Totalitas pemerintah
untuk melepas dahaga pecinta sepak bola tanah air nyata terlihat dengan
menggelontorkan dana – yang katanya – sampe 145 milliar hanya untuk mengamankan
perjalanan bobotoh dari Bandung ke Jakarta. Hingga pada akhirnya, presiden
beserta jajarannya berkumpul di GBK, meninggalkan Riau, Palembang, dan beberapa
daerah di Kalimantan yang masih menghela nafas akibat asap.
Mungkin pemerintah,
dalam hal ini Menpora selaku operator turnamen, tidak melihat apa yang terjadi
di Spanyol, ketika final Copa Del Rey yang sejatinya bertempat di Santiago
Bernabue, kandang Real Madrid terpaksa dipindahkanke Mestalla, Valencia, karena penolakan dari Madridista yang tak
ingin melihat sang finalis, Barcelona mengangkat piala dirumah mereka.
Jika dalam
perjalanannya, piala presiden selalu berganti regulasi, lalu, kenapa tempat
final tidak diganti? Dan justru memaksakan kehendak sehingga semua orang dibuat
“siaga 1’ dengan yang namanya final? Toh kita masih punya stadion taraf
internasional lainnya seperti Mangguharjo di Sleman, bung Tomo di Surabaya,
atau Palaran di Kalimantan.
Piala presiden adalah
suatu bentuk dukungan pemerintah terhadap persepak bolaan Indonesia yang kini
sedang tertidur pulas. Pemain, club, dan fans bisa melepas dahaga akan hiburan
sepak bola nasional. Begitupula dengan para sponsor turnamen, yang juga bisa
melepas dahaga akan pundi-pundi rupiah yang didapat.
Jujur saja, saya
jarang menyaksikan pertandingan piala presiden, tapi dari beberapa kabar burung
yang saya dengar, turnamen ini dipenuhi sponsor yang berlalu lalang di layar TV.

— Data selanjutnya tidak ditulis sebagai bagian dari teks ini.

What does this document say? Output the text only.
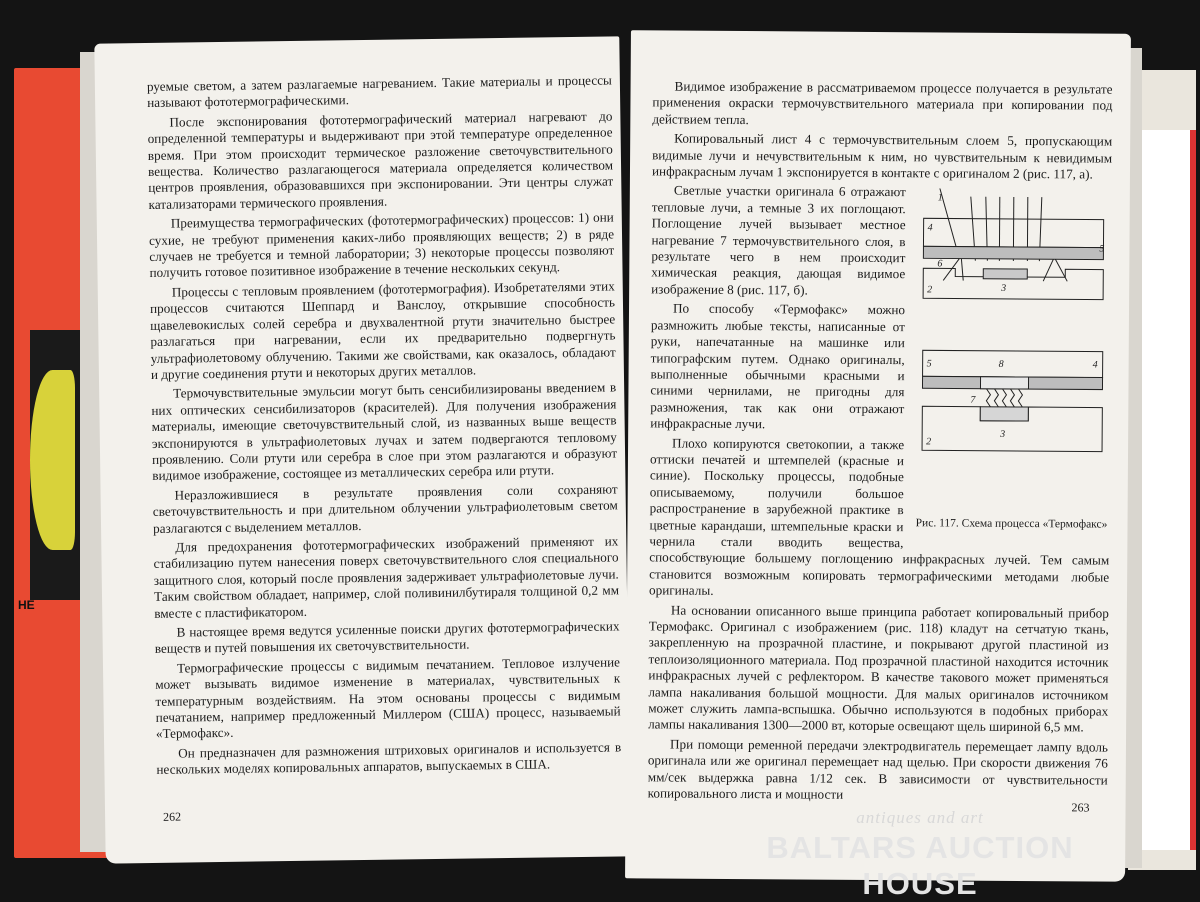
НЕ

руемые светом, а затем разлагаемые нагреванием. Такие материалы и процессы называют фототермографическими.

После экспонирования фототермографический материал нагревают до определенной температуры и выдерживают при этой температуре определенное время. При этом происходит термическое разложение светочувствительного вещества. Количество разлагающегося материала определяется количеством центров проявления, образовавшихся при экспонировании. Эти центры служат катализаторами термического проявления.

Преимущества термографических (фототермографических) процессов: 1) они сухие, не требуют применения каких-либо проявляющих веществ; 2) в ряде случаев не требуется и темной лаборатории; 3) некоторые процессы позволяют получить готовое позитивное изображение в течение нескольких секунд.

Процессы с тепловым проявлением (фототермография). Изобретателями этих процессов считаются Шеппард и Ванслоу, открывшие способность щавелевокислых солей серебра и двухвалентной ртути значительно быстрее разлагаться при нагревании, если их предварительно подвергнуть ультрафиолетовому облучению. Такими же свойствами, как оказалось, обладают и другие соединения ртути и некоторых других металлов.

Термочувствительные эмульсии могут быть сенсибилизированы введением в них оптических сенсибилизаторов (красителей). Для получения изображения материалы, имеющие светочувствительный слой, из названных выше веществ экспонируются в ультрафиолетовых лучах и затем подвергаются тепловому проявлению. Соли ртути или серебра в слое при этом разлагаются и образуют видимое изображение, состоящее из металлических серебра или ртути.

Неразложившиеся в результате проявления соли сохраняют светочувствительность и при длительном облучении ультрафиолетовым светом разлагаются с выделением металлов.

Для предохранения фототермографических изображений применяют их стабилизацию путем нанесения поверх светочувствительного слоя специального защитного слоя, который после проявления задерживает ультрафиолетовые лучи. Таким свойством обладает, например, слой поливинилбутираля толщиной 0,2 мм вместе с пластификатором.

В настоящее время ведутся усиленные поиски других фототермографических веществ и путей повышения их светочувствительности.

Термографические процессы с видимым печатанием. Тепловое излучение может вызывать видимое изменение в материалах, чувствительных к температурным воздействиям. На этом основаны процессы с видимым печатанием, например предложенный Миллером (США) процесс, называемый «Термофакс».

Он предназначен для размножения штриховых оригиналов и используется в нескольких моделях копировальных аппаратов, выпускаемых в США.

262

Видимое изображение в рассматриваемом процессе получается в результате применения окраски термочувствительного материала при копировании под действием тепла.

Копировальный лист 4 с термочувствительным слоем 5, пропускающим видимые лучи и нечувствительным к ним, но чувствительным к невидимым инфракрасным лучам 1 экспонируется в контакте с оригиналом 2 (рис. 117, а).

1
4
5
6
3
2
5	8	4
7
3
2
Рис. 117. Схема процесса «Термофакс»

Светлые участки оригинала 6 отражают тепловые лучи, а темные 3 их поглощают. Поглощение лучей вызывает местное нагревание 7 термочувствительного слоя, в результате чего в нем происходит химическая реакция, дающая видимое изображение 8 (рис. 117, б).

По способу «Термофакс» можно размножить любые тексты, написанные от руки, напечатанные на машинке или типографским путем. Однако оригиналы, выполненные обычными красными и синими чернилами, не пригодны для размножения, так как они отражают инфракрасные лучи.

Плохо копируются светокопии, а также оттиски печатей и штемпелей (красные и синие). Поскольку процессы, подобные описываемому, получили большое распространение в зарубежной практике в цветные карандаши, штемпельные краски и чернила стали вводить вещества, способствующие большему поглощению инфракрасных лучей. Тем самым становится возможным копировать термографическими методами любые оригиналы.

На основании описанного выше принципа работает копировальный прибор Термофакс. Оригинал с изображением (рис. 118) кладут на сетчатую ткань, закрепленную на прозрачной пластине, и покрывают другой пластиной из теплоизоляционного материала. Под прозрачной пластиной находится источник инфракрасных лучей с рефлектором. В качестве такового может применяться лампа накаливания большой мощности. Для малых оригиналов источником может служить лампа-вспышка. Обычно используются в подобных приборах лампы накаливания 1300—2000 вт, которые освещают щель шириной 6,5 мм.

При помощи ременной передачи электродвигатель перемещает лампу вдоль оригинала или же оригинал перемещает над щелью. При скорости движения 76 мм/сек выдержка равна 1/12 сек. В зависимости от чувствительности копировального листа и мощности

263
antiques and art
BALTARS AUCTION HOUSE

Saat pertandingan final berlangsung pun, pihak TV sebagai official Broadcast nya pun lebih banyak menampilkan iklan persembahan
sponsor, ketimbang ulasan pertandingan itu sendiri.
Mungkin ya sah-sah
saja jika seperti itu. Tapi, apa jadinya jika sponsor mulai mengganggu jalannya
pertandingan? Dengan dalih water break?
Jadi gemez sendiri saya dengan
kelakuan para korporat negeri ini yang terkesan kampungan dalam mempromosikan
produknya.
Sebagai negara
tropis, dan mayoritas pemain yang berasal dari negeri sendiri, semestinya water break tidaklah penting-penting
amat digunakan, bisa jadi mubazir. Seperti yang juga dikatakan pelatih Mitra
Kukar, Jafri Sastra “water break
hanya merusak tempo pertandingan, mengacaukan organisasi permainan”.
Belakangan baru
disadari bahwa water break hanya
dijadikan pintu masuk sponsor agar produk mereka tetap berjalan di lini masa TV,
karena setiap water break
berlangsung, iklan-iklan pun mulai mengudara di layar kaca. Padahal di
liga-liga top Eropa, water break
belum juga diberlakukan. Eh, tapi
kita tarkam kan ya? Di banned FIFA
kan ya? Yaudah suka-suka deh. Lanjuuuut….
Rasa-rasanya final
piala presiden sudah bisa menyaingi final liga champions, dari segala seginya.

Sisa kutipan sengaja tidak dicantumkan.